Ce qui était proposé
L’amendement visait à élargir les contrôles judiciaires des conducteurs de transports collectifs (bus, cars) en contact avec des mineurs ou des majeurs vulnérables. Voici les changements concrets proposés :
- Remplacer le terme « habituel » par « permanent ou occasionnel » pour inclure tous les types de contacts, même ponctuels, avec des mineurs ou des personnes vulnérables.
- Supprimer l’obligation pour les collectivités locales de saisir elles-mêmes les autorités pour déclencher ces vérifications, afin de simplifier la procédure.
- Remplacer les contrôles « chaque année » par des vérifications « à intervalles réguliers », pour éviter une fréquence trop rigide.

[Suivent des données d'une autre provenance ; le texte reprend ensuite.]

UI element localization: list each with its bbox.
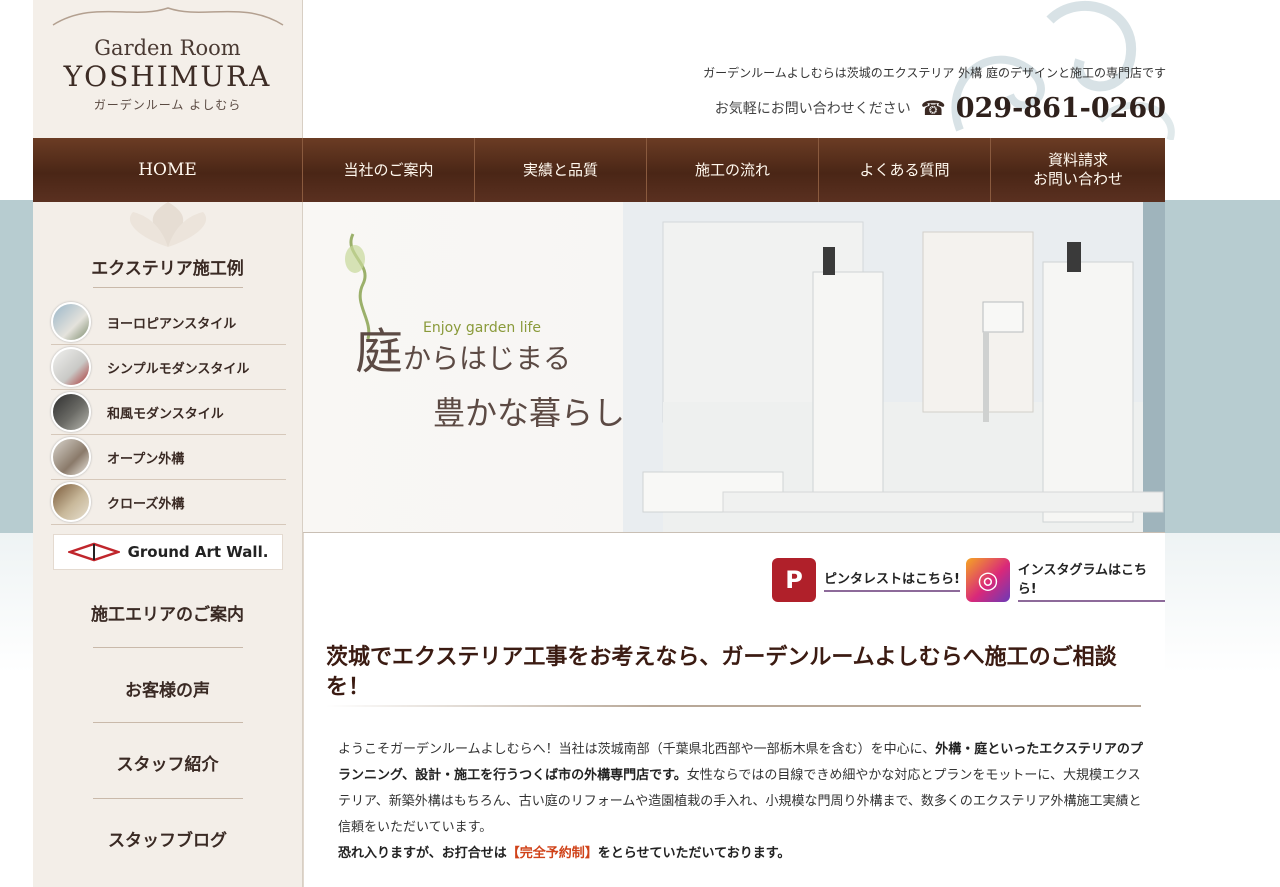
logo-line-3: ガーデンルーム よしむら <box>93 98 242 112</box>
style-list: ヨーロピアンスタイル シンプルモダンスタイル 和風モダンスタイル オープン外構 … <box>51 300 286 525</box>
instagram-icon: ◎ <box>966 558 1010 602</box>
gate-illustration <box>623 202 1165 532</box>
nav-home[interactable]: HOME <box>33 138 303 202</box>
instagram-link[interactable]: ◎ インスタグラムはこちら! <box>966 557 1165 603</box>
phone-icon: ☎ <box>920 96 946 120</box>
simple-modern-thumb <box>51 347 91 387</box>
sidebar-link-voices[interactable]: お客様の声 <box>33 676 302 701</box>
sidebar-divider <box>93 722 243 723</box>
phone-number[interactable]: 029-861-0260 <box>956 93 1166 124</box>
intro-text: ようこそガーデンルームよしむらへ！当社は茨城南部（千葉県北西部や一部栃木県を含む… <box>338 737 1148 867</box>
pinterest-link[interactable]: P ピンタレストはこちら! <box>772 557 960 603</box>
sidebar-divider <box>93 798 243 799</box>
main-nav: HOME 当社のご案内 実績と品質 施工の流れ よくある質問 資料請求 お問い合… <box>33 138 1165 202</box>
sidebar-item-simple-modern[interactable]: シンプルモダンスタイル <box>51 345 286 390</box>
reservation-text-b: をとらせていただいております。 <box>597 846 791 861</box>
pinterest-icon: P <box>772 558 816 602</box>
sidebar-divider <box>93 287 243 288</box>
ground-art-wall-banner[interactable]: Ground Art Wall. <box>53 534 283 570</box>
main-content: P ピンタレストはこちら! ◎ インスタグラムはこちら! 茨城でエクステリア工事… <box>303 533 1165 887</box>
sidebar-item-open[interactable]: オープン外構 <box>51 435 286 480</box>
pinterest-label: ピンタレストはこちら! <box>824 568 960 592</box>
hero-banner: Enjoy garden life 庭からはじまる 豊かな暮らし <box>303 202 1165 533</box>
sidebar-item-label: 和風モダンスタイル <box>107 406 224 422</box>
logo-line-1: Garden Room <box>94 36 241 60</box>
lotus-ornament-icon <box>129 202 207 247</box>
site-tagline: ガーデンルームよしむらは茨城のエクステリア 外構 庭のデザインと施工の専門店です <box>703 66 1166 80</box>
contact-row: お気軽にお問い合わせください ☎ 029-861-0260 <box>715 92 1166 124</box>
sidebar-divider <box>93 647 243 648</box>
sidebar-item-label: ヨーロピアンスタイル <box>107 316 237 332</box>
sidebar-item-closed[interactable]: クローズ外構 <box>51 480 286 525</box>
sidebar-item-label: シンプルモダンスタイル <box>107 361 250 377</box>
site-logo[interactable]: Garden Room YOSHIMURA ガーデンルーム よしむら <box>33 0 303 140</box>
logo-line-2: YOSHIMURA <box>63 60 272 93</box>
japanese-modern-thumb <box>51 392 91 432</box>
intro-text-a: ようこそガーデンルームよしむらへ！当社は茨城南部（千葉県北西部や一部栃木県を含む… <box>338 742 936 757</box>
sidebar-item-label: クローズ外構 <box>107 496 185 512</box>
leaf-ornament-icon <box>52 7 284 26</box>
hero-headline-big: 庭 <box>355 324 404 380</box>
reservation-highlight: 【完全予約制】 <box>506 846 598 861</box>
open-thumb <box>51 437 91 477</box>
sidebar-item-label: オープン外構 <box>107 451 185 467</box>
nav-faq[interactable]: よくある質問 <box>819 138 991 202</box>
sidebar-heading: エクステリア施工例 <box>91 259 244 279</box>
ground-art-wall-icon <box>67 542 120 562</box>
headline-underline <box>326 705 1141 707</box>
nav-contact[interactable]: 資料請求 お問い合わせ <box>991 138 1165 202</box>
sidebar-link-area[interactable]: 施工エリアのご案内 <box>33 600 302 625</box>
closed-thumb <box>51 482 91 522</box>
nav-process[interactable]: 施工の流れ <box>647 138 819 202</box>
hero-headline-rest: からはじまる <box>403 342 572 375</box>
european-thumb <box>51 302 91 342</box>
hero-headline-1: 庭からはじまる <box>355 312 571 382</box>
sidebar-link-staff[interactable]: スタッフ紹介 <box>33 750 302 775</box>
sidebar-item-european[interactable]: ヨーロピアンスタイル <box>51 300 286 345</box>
ground-art-wall-label: Ground Art Wall. <box>127 543 269 561</box>
sidebar-link-blog[interactable]: スタッフブログ <box>33 826 302 851</box>
reservation-text-a: 恐れ入りますが、お打合せは <box>338 846 507 861</box>
sidebar: エクステリア施工例 ヨーロピアンスタイル シンプルモダンスタイル 和風モダンスタ… <box>33 202 303 887</box>
nav-results[interactable]: 実績と品質 <box>475 138 647 202</box>
instagram-label: インスタグラムはこちら! <box>1017 559 1165 602</box>
sidebar-item-japanese-modern[interactable]: 和風モダンスタイル <box>51 390 286 435</box>
contact-note: お気軽にお問い合わせください <box>714 101 911 117</box>
hero-headline-2: 豊かな暮らし <box>433 394 626 432</box>
nav-company[interactable]: 当社のご案内 <box>303 138 475 202</box>
page-title: 茨城でエクステリア工事をお考えなら、ガーデンルームよしむらへ施工のご相談を！ <box>326 645 1117 700</box>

- Étendre les vérifications aux conducteurs en contact avec des majeurs en situation de vulnérabilité, et pas seulement avec des mineurs.
Le résultat du vote
Cette mesure n’a pas été retenue : l’amendement a été rejeté par 61 voix contre, 22 pour et 5 abstentions. Le texte initial du projet de loi reste donc inchangé sur ce point.
Le débat
- Pour :
- Les partisans de l’amendement estimaient que les contrôles actuels étaient trop restrictifs (limités aux contacts « habituels ») et trop lents à mettre en place, faute de décret d’application. Ils soulignaient que les conducteurs en contact occasionnel avec des mineurs ou des personnes vulnérables devaient aussi être vérifiés.
- Ils proposaient d’aligner ce dispositif sur celui du secteur médico-social, déjà opérationnel, pour une mise en œuvre plus rapide.
- Contre :
- Les opposants à l’amendement considéraient que les modifications proposées affaiblissaient le cadre existant, notamment en remplaçant un contrôle annuel par des vérifications « à intervalles réguliers », jugées moins précises.

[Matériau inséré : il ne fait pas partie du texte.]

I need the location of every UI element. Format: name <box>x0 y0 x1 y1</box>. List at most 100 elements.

- Ils estimaient que supprimer l’obligation de saisine par les collectivités locales risquait de créer des doublons ou des incohérences dans les vérifications, sans garantie d’efficacité.
Qui est concerné ?
Cette décision concerne les conducteurs de transports collectifs (bus, cars) en contact avec des mineurs ou des majeurs vulnérables, ainsi que les collectivités locales chargées d’organiser ces transports. Le rejet de l’amendement signifie que les règles actuelles sur les vérifications judiciaires restent en vigueur, sans élargissement ni simplification.